BAI’s founders knew that even with the discovery of new treatments, you could not end the AIDS epidemic in America without ending it in Black communities. BAI’s motto was, and is, “Our people, Our Problem, Our solution.”  The organization was formed on three founding principles:

• To end the AIDS epidemic, Black communities have to be fully engaged; 

• To fully engage Black communities, it is imperative to raise the science and treatment literacy in Black communities; 

• And mobilization is crucial: Knowledge alone is not enough. Black communities must be mobilized to take ownership of the epidemic in our communities.

Significant progress has been made in the fight against HIV/AIDS over the last 20 years.  AIDS-related deaths are down in all communities, without regard to race, gender, sexual orientation, or geography. But there is still a long way to go. Huge disparities remain based on race, gender identity, and geography. Today, there are approximately 468,800 Black Americans living with HIV. Only 1 in 7 Black Americans are aware they are living with HIV. According to the Centers for Disease Control and Prevention, half of Black men who have sex with men are projected to be diagnosed within their lifetime. Black people continue to be by far the most affected racial or ethnic group with a lifetime HIV risk.
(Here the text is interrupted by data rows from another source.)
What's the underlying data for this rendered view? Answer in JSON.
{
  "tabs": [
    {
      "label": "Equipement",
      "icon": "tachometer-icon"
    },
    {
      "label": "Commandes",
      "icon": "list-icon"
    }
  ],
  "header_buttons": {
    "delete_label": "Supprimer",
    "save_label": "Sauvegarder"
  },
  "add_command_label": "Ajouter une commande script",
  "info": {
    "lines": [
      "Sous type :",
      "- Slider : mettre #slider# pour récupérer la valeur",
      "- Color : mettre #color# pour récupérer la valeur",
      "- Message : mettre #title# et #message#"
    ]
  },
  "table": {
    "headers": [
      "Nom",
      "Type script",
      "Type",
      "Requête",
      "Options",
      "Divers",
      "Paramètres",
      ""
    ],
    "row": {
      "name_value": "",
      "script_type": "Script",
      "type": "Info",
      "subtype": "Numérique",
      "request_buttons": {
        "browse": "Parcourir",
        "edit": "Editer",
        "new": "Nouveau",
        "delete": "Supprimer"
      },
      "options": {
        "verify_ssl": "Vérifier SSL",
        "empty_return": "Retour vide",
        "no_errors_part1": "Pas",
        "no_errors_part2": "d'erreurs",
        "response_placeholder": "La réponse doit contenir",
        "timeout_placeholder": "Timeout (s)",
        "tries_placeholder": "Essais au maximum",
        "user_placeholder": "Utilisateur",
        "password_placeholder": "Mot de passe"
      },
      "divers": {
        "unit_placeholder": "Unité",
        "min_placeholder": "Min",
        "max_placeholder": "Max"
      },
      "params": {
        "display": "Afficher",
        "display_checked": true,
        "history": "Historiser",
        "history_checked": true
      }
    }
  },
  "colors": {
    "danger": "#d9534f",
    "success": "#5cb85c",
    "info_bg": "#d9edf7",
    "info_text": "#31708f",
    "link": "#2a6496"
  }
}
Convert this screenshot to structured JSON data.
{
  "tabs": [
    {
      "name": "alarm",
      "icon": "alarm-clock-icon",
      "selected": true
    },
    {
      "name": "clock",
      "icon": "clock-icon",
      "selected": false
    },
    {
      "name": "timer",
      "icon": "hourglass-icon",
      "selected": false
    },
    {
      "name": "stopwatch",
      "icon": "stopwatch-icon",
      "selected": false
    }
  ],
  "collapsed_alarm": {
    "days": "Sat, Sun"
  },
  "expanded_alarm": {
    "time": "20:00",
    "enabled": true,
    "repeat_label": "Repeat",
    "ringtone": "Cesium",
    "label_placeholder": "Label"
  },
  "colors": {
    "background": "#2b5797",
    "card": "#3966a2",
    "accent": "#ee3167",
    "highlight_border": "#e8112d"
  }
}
The Trump administration recently rolled out a plan to end the epidemic by 2030. If the administration is serious about achieving this goal, it must stop actively trading in racism, homophobia, transphobia, and other drivers of HIV. It must also stop undermining existing prevention and treatment efforts. 

New leadership and a new generation of activists, advocates, and policy makers are needed to meet the new and complex facing efforts to end the epidemic today. BAI is poised to answer that call, in partnership with other leaders, institutions and individuals committed to ending the HV/AIDS epidemic by making sure no one is left behind. BAI understands the role intersectionality must play in any effective effort to end the HIV/AIDS epidemic. It is committed to centering people living with HIV, queer people, trans people, and other marginalized folks in both policy and service delivery strategies to confront HIV/AIDS on national, regional, and local levels.
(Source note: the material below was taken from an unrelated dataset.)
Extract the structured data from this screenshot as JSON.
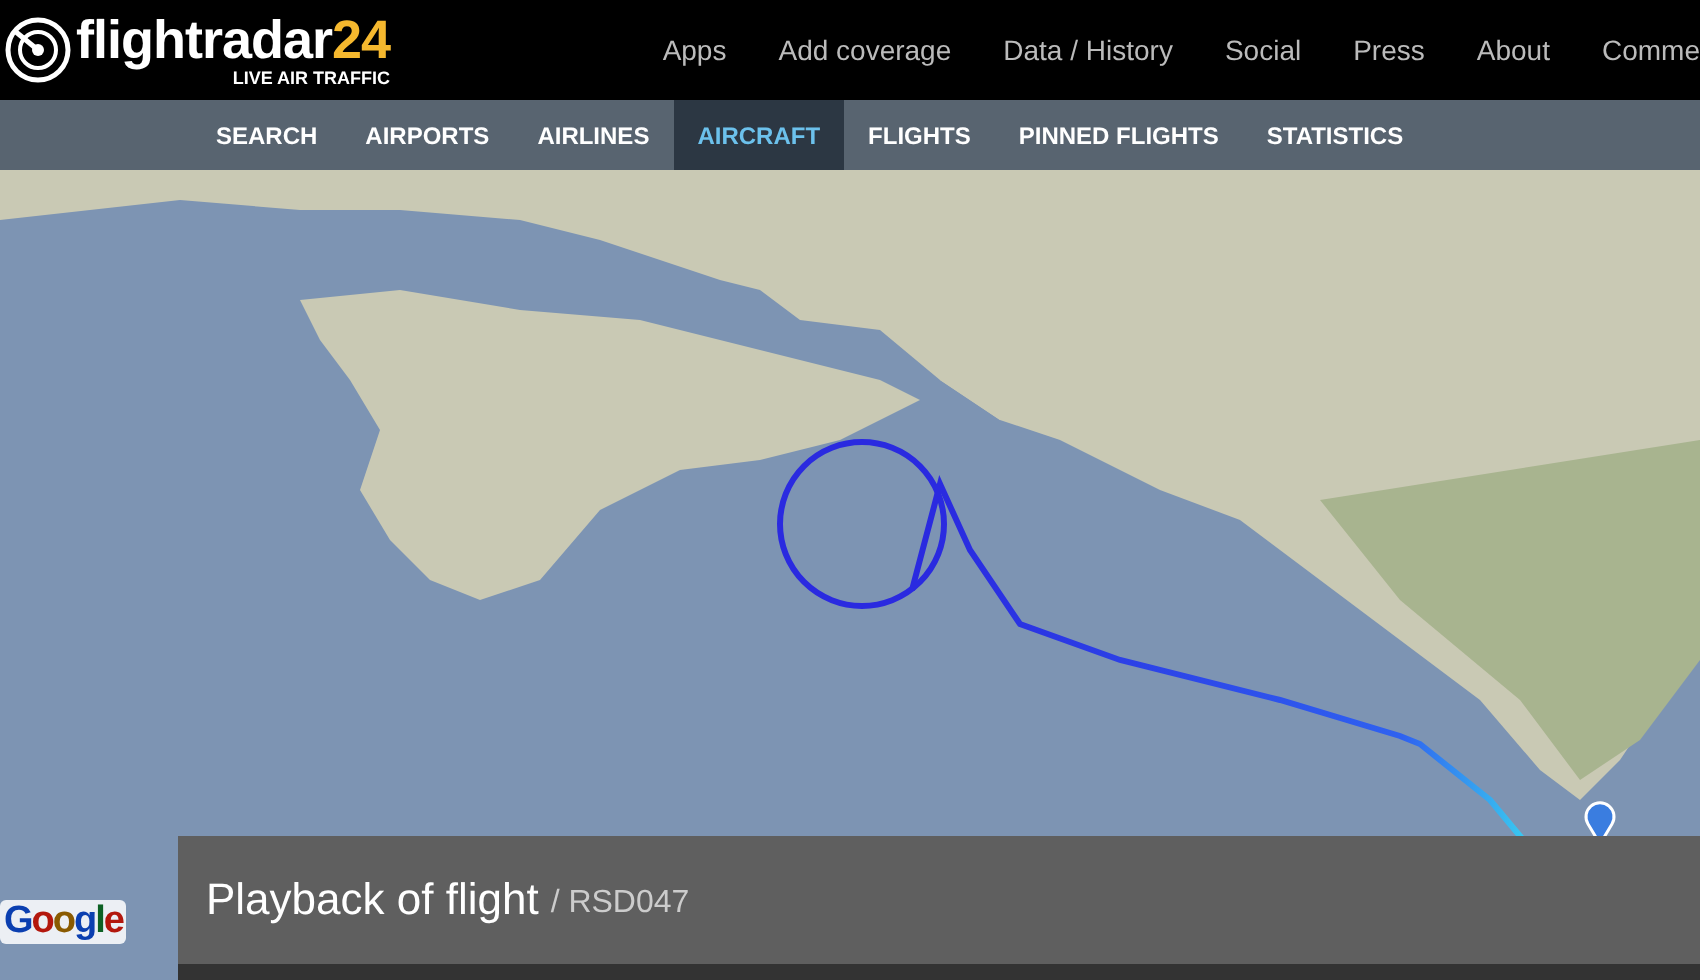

HIV is a disease of intersectionality and syndemics. To end the HIV and AIDS epidemic we must respond to the reasons why Black Americans are not able to access and utilize the amazing tools we have that can end this epidemic. Increasing access to prevention and treatment in high burden areas is a good start, but we won’t achieve full success unless we address the underlying factors driving HIV. In the U.S., these drivers include racism, homophobia and mass incarceration. For example, Black people are incarcerated at five times the rate of white people in this country and HIV rates among incarcerated individuals are three times greater than among the general U.S. population; mass incarceration, like racism, transphobia, and homophobia have deep and complex connections to the HIV epidemic.

The epidemic still rages in Black communities and we have the tools to end it. People living with HIV who take HIV medications as prescribed and maintain an undetectable viral load can live long, healthy lives and have effectively no risk of sexually transmitting the virus to an HIV-negative partner.
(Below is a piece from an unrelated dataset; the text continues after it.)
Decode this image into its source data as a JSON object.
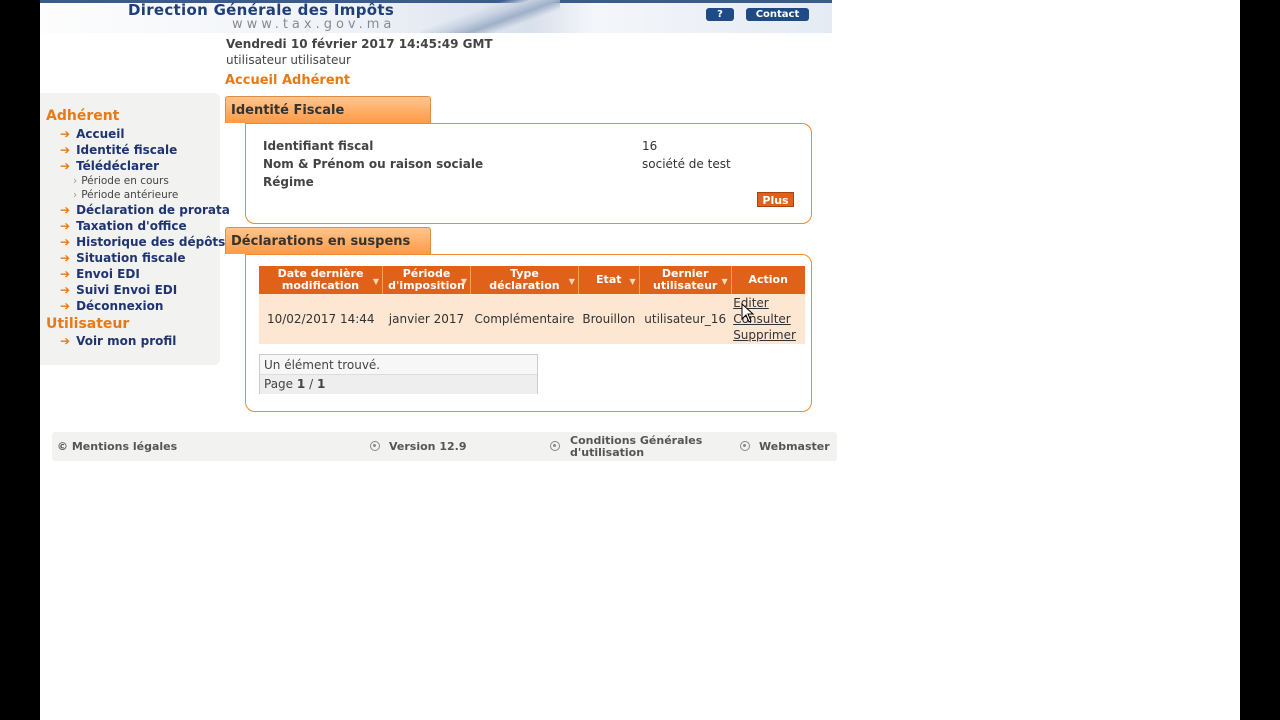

There is some hope! While new infections among Black men who have sex with men have remained stagnant—a sign of some of the work that remains. Overall, the rate of new infections among Black Americans decreased by 25 percent among Black heterosexual women and 26 percent among Black heterosexual men but remained stable among Black gay and bisexual men.  

We are moving forward to victory toward the day when the epidemic has ended. At the Black AIDS Institute, our team works to ensure Black communities know about the tools we have to end HIV and make sure healthcare providers and institutions are doing the necessary work to provide quality services to Black communities. We will not allow Black people to be left behind. We are the generation that can end the HIV and AIDS epidemic, let us march on till victory is won! 

Phill Wilson is founder of the Black AIDS Institute. Raniyah Copeland is president and CEO of the Black AIDS Institute.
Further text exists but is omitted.